Hi,
I have an XML file with following structure. Between following tags I have pipedelimited records with newline characters (Data1|1|2|3)
<![CDATA[
and
]]>
I need to read the data between above tags so that my output is a flat file with pipedelimited records.
<BOS>
<Header>
<TTC>ABC</TTC>
</Header>
<Payload>
<Data>
<![CDATA[ Data1|1|2|3 \n
Data2|4|5|6 \n
--
--
Data3|3|5|6|7 \n
]]>
<Data>
</Payload>
</BOS>
Thanks
DSR
awk '/<\!/,/]]/{print}' infile | sed -e 's/\<\!\[CDATA\[ //' -e 's/\]\]\>//'
or....
awk '/\!\[CDATA\[/ , /]]/ {if (!/\!\[CDATA\[/&&!/]]/)print}' file
That was good one but it is ignoring the whole line.
But after, <![CDATA[, there is ,Data1|1|2|3, which need to be displayed.
The command line awk displayed this.....
Data2|4|5|6 \n
--
--
Data3|3|5|6|7 \n
is it not the aim ????
>cat file
<BOS>
<Header>
<TTC>ABC</TTC>
</Header>
<Payload>
<Data>
<![CDATA[ Data1|1|2|3 \n
Data2|4|5|6 \n
--
--
Data3|3|5|6|7 \n
]]>
<Data>
</Payload>
</BOS>
If you see the OP infile, you are missing the one which is on the red when you get your result.

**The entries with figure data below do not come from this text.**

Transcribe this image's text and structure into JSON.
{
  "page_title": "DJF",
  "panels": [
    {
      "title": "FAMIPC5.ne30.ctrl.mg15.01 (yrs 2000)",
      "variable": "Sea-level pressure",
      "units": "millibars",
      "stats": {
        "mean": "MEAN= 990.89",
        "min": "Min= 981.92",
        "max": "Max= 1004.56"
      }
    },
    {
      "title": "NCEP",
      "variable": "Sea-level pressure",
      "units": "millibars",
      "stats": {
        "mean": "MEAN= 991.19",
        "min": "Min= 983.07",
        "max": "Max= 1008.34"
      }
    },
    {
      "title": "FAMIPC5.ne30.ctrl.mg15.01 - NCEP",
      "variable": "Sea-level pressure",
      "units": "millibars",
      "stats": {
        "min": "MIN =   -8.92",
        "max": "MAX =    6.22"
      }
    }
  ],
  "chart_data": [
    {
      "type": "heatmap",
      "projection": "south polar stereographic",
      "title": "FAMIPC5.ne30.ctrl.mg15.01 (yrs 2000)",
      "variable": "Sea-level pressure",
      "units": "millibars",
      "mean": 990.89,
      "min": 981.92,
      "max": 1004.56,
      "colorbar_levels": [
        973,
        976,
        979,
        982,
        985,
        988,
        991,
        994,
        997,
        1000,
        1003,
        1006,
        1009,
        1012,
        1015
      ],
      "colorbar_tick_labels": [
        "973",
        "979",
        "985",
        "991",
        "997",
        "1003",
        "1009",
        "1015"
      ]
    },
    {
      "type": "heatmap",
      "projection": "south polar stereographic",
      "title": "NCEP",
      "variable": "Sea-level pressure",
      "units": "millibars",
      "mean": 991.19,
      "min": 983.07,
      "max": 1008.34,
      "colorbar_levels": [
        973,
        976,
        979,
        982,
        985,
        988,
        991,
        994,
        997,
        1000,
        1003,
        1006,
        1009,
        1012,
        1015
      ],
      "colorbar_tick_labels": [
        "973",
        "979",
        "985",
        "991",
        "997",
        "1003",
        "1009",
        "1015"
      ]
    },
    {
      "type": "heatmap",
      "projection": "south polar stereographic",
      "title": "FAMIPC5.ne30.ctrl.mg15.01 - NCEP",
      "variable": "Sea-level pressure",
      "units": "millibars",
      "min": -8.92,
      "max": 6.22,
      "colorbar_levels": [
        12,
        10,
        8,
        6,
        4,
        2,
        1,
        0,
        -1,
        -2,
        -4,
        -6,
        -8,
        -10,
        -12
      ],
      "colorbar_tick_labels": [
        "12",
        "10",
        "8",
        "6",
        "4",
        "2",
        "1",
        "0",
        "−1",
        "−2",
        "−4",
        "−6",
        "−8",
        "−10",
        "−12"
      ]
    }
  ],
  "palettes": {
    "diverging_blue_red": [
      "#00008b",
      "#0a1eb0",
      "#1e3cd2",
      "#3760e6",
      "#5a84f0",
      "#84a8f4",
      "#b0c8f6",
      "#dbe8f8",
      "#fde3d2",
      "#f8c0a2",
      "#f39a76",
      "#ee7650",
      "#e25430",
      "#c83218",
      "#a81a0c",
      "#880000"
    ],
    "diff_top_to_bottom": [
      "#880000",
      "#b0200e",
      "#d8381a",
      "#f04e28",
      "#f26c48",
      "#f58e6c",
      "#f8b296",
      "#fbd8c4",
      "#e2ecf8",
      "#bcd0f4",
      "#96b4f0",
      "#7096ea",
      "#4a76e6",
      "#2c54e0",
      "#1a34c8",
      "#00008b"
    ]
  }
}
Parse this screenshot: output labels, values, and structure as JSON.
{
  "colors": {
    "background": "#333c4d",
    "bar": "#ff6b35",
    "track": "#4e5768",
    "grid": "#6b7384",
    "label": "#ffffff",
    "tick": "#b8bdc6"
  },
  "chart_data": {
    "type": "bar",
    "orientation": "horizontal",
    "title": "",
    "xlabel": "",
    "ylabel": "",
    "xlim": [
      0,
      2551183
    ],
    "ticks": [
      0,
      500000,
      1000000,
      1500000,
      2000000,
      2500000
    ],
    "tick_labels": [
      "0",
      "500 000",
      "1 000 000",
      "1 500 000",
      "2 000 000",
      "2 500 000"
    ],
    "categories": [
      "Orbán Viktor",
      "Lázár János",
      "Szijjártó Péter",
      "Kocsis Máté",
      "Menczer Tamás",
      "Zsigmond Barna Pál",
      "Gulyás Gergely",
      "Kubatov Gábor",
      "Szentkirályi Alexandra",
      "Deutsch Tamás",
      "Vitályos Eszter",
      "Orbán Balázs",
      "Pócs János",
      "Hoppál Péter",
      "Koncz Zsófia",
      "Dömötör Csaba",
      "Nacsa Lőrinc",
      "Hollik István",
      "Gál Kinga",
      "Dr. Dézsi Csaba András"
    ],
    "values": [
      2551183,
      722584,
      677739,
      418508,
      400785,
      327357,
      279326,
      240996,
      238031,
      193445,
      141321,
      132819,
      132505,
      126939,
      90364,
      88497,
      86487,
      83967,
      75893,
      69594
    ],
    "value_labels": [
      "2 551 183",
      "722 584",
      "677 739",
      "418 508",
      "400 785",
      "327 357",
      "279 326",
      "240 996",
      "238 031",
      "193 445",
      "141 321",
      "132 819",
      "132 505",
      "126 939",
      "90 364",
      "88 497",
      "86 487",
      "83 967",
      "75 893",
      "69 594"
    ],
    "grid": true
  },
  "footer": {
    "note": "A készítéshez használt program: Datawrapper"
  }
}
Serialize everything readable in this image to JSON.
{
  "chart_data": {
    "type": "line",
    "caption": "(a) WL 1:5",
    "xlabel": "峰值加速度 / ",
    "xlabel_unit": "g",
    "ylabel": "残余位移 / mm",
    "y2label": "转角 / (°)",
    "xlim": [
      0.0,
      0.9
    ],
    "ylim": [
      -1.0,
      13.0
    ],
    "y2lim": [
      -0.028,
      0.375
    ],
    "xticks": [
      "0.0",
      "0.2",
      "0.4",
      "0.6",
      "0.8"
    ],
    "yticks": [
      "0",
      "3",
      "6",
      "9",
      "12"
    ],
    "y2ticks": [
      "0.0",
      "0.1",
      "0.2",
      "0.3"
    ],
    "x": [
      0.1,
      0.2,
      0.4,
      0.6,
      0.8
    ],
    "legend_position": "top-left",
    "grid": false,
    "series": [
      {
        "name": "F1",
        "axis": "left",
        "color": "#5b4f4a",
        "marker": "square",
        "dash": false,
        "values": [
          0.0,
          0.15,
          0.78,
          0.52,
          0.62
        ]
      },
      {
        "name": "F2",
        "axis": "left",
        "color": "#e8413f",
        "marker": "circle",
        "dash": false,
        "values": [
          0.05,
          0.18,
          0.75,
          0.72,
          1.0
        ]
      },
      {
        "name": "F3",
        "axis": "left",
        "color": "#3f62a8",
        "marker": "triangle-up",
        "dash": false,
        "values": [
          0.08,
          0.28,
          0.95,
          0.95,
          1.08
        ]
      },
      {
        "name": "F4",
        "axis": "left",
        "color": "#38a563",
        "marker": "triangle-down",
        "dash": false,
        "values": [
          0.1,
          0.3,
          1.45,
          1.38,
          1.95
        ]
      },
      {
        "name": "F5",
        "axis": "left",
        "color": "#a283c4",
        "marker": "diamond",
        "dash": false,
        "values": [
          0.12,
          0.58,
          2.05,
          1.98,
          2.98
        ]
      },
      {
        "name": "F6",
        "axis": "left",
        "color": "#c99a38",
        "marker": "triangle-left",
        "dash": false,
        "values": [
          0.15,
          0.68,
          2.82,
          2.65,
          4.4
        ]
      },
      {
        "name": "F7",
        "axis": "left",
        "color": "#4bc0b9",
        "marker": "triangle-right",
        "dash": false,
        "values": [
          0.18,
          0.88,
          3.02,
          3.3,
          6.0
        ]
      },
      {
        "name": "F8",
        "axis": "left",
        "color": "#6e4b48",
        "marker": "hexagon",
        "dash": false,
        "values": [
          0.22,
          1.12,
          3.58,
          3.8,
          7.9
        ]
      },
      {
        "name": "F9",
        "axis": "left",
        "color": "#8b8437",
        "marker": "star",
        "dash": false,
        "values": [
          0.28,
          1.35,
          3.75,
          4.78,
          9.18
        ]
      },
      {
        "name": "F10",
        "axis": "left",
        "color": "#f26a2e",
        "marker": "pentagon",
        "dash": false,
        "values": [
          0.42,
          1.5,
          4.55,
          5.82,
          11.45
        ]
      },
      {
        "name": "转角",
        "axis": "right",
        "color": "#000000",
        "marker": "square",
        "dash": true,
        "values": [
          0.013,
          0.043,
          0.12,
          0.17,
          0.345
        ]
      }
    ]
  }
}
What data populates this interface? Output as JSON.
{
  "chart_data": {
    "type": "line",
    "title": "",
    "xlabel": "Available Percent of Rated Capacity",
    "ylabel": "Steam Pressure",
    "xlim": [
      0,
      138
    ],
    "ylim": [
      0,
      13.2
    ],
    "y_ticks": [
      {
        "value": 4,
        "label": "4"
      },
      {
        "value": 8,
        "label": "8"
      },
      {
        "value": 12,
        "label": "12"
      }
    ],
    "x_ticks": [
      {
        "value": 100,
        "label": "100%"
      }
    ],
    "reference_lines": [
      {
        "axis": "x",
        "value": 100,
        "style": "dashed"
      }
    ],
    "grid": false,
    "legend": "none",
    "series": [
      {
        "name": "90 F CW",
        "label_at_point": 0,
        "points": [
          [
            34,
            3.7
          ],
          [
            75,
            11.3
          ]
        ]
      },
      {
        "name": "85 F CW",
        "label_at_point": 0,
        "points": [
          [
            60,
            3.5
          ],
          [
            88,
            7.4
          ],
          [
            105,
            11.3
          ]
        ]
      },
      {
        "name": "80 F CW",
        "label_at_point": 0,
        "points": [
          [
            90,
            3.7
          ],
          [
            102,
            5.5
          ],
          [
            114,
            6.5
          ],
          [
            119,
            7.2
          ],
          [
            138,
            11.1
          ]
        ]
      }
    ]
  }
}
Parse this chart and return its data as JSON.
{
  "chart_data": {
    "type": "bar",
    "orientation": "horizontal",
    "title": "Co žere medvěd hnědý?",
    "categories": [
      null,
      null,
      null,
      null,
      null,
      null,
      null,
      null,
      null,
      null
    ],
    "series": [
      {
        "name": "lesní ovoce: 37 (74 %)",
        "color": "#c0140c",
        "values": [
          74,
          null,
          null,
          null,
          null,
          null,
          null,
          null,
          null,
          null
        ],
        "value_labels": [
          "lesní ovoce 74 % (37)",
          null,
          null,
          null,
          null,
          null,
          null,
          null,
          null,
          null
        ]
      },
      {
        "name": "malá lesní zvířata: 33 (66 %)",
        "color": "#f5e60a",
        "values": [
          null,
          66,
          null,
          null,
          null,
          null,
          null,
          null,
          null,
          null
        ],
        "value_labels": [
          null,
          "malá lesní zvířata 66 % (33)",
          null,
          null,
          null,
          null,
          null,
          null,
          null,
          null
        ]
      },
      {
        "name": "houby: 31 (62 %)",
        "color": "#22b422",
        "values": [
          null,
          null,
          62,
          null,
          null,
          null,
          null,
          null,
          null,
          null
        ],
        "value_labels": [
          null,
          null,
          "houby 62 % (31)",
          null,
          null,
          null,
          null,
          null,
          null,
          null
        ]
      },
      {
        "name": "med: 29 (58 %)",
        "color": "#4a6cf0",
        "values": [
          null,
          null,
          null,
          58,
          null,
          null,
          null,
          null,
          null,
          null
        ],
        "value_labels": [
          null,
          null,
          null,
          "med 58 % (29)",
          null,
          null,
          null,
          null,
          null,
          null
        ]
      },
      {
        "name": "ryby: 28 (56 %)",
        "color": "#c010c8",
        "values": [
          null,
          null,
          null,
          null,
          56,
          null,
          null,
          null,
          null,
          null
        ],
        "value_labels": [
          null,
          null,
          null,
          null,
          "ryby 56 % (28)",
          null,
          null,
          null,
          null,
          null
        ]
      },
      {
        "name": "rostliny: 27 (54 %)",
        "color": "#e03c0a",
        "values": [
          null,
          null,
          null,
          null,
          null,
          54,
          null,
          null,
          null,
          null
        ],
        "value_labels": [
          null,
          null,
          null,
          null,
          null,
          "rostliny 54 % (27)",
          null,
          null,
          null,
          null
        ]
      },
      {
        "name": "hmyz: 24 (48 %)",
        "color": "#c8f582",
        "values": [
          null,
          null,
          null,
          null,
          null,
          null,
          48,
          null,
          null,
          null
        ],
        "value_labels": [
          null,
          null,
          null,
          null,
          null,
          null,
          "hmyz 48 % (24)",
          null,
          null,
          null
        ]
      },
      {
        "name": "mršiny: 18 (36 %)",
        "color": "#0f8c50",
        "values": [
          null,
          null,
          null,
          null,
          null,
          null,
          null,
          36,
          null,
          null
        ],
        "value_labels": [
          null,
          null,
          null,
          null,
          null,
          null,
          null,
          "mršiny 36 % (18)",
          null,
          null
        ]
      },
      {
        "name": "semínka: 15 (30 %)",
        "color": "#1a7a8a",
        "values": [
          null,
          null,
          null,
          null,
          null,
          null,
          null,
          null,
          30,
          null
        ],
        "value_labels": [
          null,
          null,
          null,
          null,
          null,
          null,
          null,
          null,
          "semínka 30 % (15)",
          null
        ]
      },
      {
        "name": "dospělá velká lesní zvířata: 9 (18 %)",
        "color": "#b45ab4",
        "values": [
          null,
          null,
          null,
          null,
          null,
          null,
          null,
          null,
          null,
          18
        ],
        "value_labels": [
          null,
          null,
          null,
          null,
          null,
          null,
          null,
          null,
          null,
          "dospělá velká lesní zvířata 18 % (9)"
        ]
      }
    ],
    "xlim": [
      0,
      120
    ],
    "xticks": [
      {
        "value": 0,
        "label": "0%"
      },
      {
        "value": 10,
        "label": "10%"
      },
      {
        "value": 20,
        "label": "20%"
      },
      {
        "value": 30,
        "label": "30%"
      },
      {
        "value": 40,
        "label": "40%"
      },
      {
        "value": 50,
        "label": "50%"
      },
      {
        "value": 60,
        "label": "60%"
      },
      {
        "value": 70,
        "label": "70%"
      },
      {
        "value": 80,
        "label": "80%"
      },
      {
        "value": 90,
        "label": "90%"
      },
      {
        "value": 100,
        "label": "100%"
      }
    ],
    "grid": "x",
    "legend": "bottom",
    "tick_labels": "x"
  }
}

Yes, i haven't seen, it's true...
ripat
8
How about this?
awk -F' ' '/<!\[CDATA/,/\]\]>/ {if(!/^\]/)print $(NF>2?2:1)}' file
An alternative to awk, if the file is a well formed XML document, is to transform the file using an XSL stylesheet.
<?xml version="1.0"?>
<xsl:stylesheet xmlns:xsl="http://www.w3.org/1999/XSL/Transform" version="1.0">
<xsl:output method="text"/>
<xsl:template match="/">
<xsl:apply-templates select="//Data"/>
</xsl:template>
<xsl:template match="Data">
<xsl:copy-of select="."/>
</xsl:template>
</xsl:stylesheet>
xsltproc stylesheet file produces
Data1|1|2|3
Data2|4|5|6
Data3|3|5|6|7
Here you go:
sed '/>$/d; s/.*\[ //' myfile.xml
I presume there will always be a space after [ .
If not remove the space.